Here is mine eating corn. He likes the corn that has been dried out so it’s very hard and crunchy. Tried to give him fresh corn and he doesn’t like it at all. He always uses his claws to hold the food while eating it.
@cengland0 That is the way they took blood from another bird I had, but since the vet uses a dremmel on his claws and beak-no clipping or cutting-only on the wings.
Its been a year since Walter’s wings were last trimmed so if he wanted to he could fly everywhere in the house he wanted to get which he does about twice a week. He prefers to walk-that is why we don’t think he is a bird.
First ten years we were down in FL, we took him to the pet store to get his wings clipped and when the pet store closed up figured we would take him to the vet to get it done and of course they wanted to do a wellness ck on a new patient.
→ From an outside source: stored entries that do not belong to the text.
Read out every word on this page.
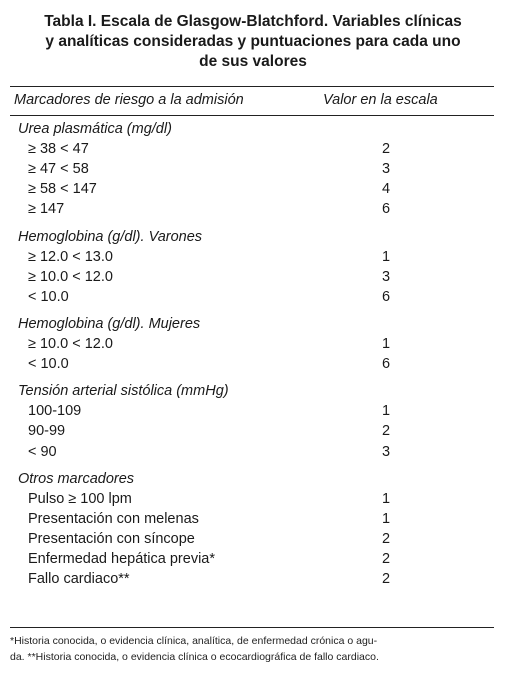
Tabla I. Escala de Glasgow-Blatchford. Variables clínicas
y analíticas consideradas y puntuaciones para cada uno
de sus valores
Marcadores de riesgo a la admisión	Valor en la escala
Urea plasmática (mg/dl)
≥ 38 < 47	2
≥ 47 < 58	3
≥ 58 < 147	4
≥ 147	6
Hemoglobina (g/dl). Varones
≥ 12.0 < 13.0	1
≥ 10.0 < 12.0	3
< 10.0	6
Hemoglobina (g/dl). Mujeres
≥ 10.0 < 12.0	1
< 10.0	6
Tensión arterial sistólica (mmHg)
100-109	1
90-99	2
< 90	3
Otros marcadores
Pulso ≥ 100 lpm	1
Presentación con melenas	1
Presentación con síncope	2
Enfermedad hepática previa*	2
Fallo cardiaco**	2
*Historia conocida, o evidencia clínica, analítica, de enfermedad crónica o agu-
da. **Historia conocida, o evidencia clínica o ecocardiográfica de fallo cardiaco.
Asked me a number of questions and checked him over and said to keep doing what ever I had been doing-he was in perfect health. Figured he had earned a yearly wellness ck at his age and have had one done for about the past 8 years.
Only medical issues he had were both scary and had to rush him to the vet both times as he was bleeding-once from an artery in his beak and the other time from a broken blood feather.
@Felton10 blood feather? I didn’t think any of the feathers had a blood supply. Where are these blood feathers located?
A friend of mine had his cockatiel hit the ceiling fan and broke off her beak. The vet just super glued it back on and she’s been fine with that repair for at least 10 years that I know of. Not sure if her beak was bleeding or not because I didn’t witness the event.
It was in his tail-thought he was bleeding from his rear originally until they found the source was the feather and cauterized it. Did same thing to his beak where he bangs on things with his beak to kind of get a feel for what the things are?
Sis had a giant macaw for close to 20 years. Her hated everybody.
If he saw you with a banana he would scream until you shared with him. When he’d eaten his fill he’d spend the next two hours grooming his beak and rubbing it on his perch.
And yes, the powder is the same styptic that is in the shaving pencil to stop a shaving cut from bleeding. I had to trim his claws to keep them from curling all the war around. Doing little clips every couple of weeks we were finally able to get them to a reasonable and usable length. Just in case I clipped too short I made sis buy a bottle of the powder. Found out later that in a pinch you can use regular flour to stop them bleeding.